The grant, provided by the United States Agency for International Development (USAID), will help develop an academic exchange program between Rutgers and Universitas Nasional (UNAS) in Jakarta. The partnership will involve strengthening the curriculum in the biological sciences at UNAS, in part through a series of field projects on the island of Borneo involving scientific study of orangutans, habitat protection, and forest conservation.

The funds will provide the opportunity for underprivileged Indonesian undergraduate and graduate students to conduct research in collaboration with Rutgers’ doctoral students. And the grant will also open up opportunities for study abroad or international service learning projects for Rutgers students.

 “I am excited to be able to expand the partnership we have established with UNAS and to deepen our fruitful collaboration,” Vogel said. “This award will provide us with the ability to expand the academic offerings available to our undergraduates and graduate students and provide opportunities for Rutgers-UNAS faculty and students to work together and explore new avenues of research.”

The grant reflects a joint effort by Vogel and Anthropology Professor Robert Scott and three faculty members from the Biology Department at UNAS with whom Vogel has been collaborating since 2004.

The award was made through USAID’s Supporting Universities to Partner Across the Pacific initiative, and provides for three years of collaboration with the intent of making it sustainable into the future.

The educational benefits of the project may also have a long term impact on the environment, Vogel said. The tropical forests of Indonesia, especially those in the region that includes Borneo, are one of the most biologically diverse areas of the world

But deforestation is threatening these unprotected areas.

“If the current rate of deforestation continues unabated, experts have predicted that viable, wild populations of Bornean orangutans will be extinct within the next century,” Vogel said.

She said the grant can contribute to an overall strengthening of intellectual and physical capacity in the life sciences in Indonesia to effectively address the issue.

“Our central goal is to create a partnership that will increase the quality of and access to education, training, and research opportunities while promoting the conservation of orangutans and their critical habitats,” Vogel said.

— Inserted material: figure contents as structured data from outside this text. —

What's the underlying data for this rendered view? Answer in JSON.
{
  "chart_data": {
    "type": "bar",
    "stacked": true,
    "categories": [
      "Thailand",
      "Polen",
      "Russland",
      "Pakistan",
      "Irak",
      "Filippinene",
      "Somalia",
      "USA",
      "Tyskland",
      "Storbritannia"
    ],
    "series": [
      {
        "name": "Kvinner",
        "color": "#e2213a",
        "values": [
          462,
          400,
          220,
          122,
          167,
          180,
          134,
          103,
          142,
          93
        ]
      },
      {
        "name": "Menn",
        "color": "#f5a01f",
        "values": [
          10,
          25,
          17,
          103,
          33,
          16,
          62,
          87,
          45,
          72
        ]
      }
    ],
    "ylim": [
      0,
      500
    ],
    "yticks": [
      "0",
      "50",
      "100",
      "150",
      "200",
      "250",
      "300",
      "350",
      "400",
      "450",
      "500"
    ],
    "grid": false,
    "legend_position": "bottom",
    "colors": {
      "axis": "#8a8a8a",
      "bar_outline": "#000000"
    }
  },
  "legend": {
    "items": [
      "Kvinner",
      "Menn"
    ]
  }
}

Joanna Regulska, Vice President for International and Global Affairs, said the project is a significant addition to Rutgers' global profile.

"This award demonstrates the global nature of Rutgers University," said Regulska, who oversees the Centers for Global Advancement and International Affairs. "Indonesia is one of the university’s strategic focus countries in our efforts to extend our global reach and UNAS has been a strong partner in the country as our faculty, students, and staff develop and grow deeper relationships through research and teaching."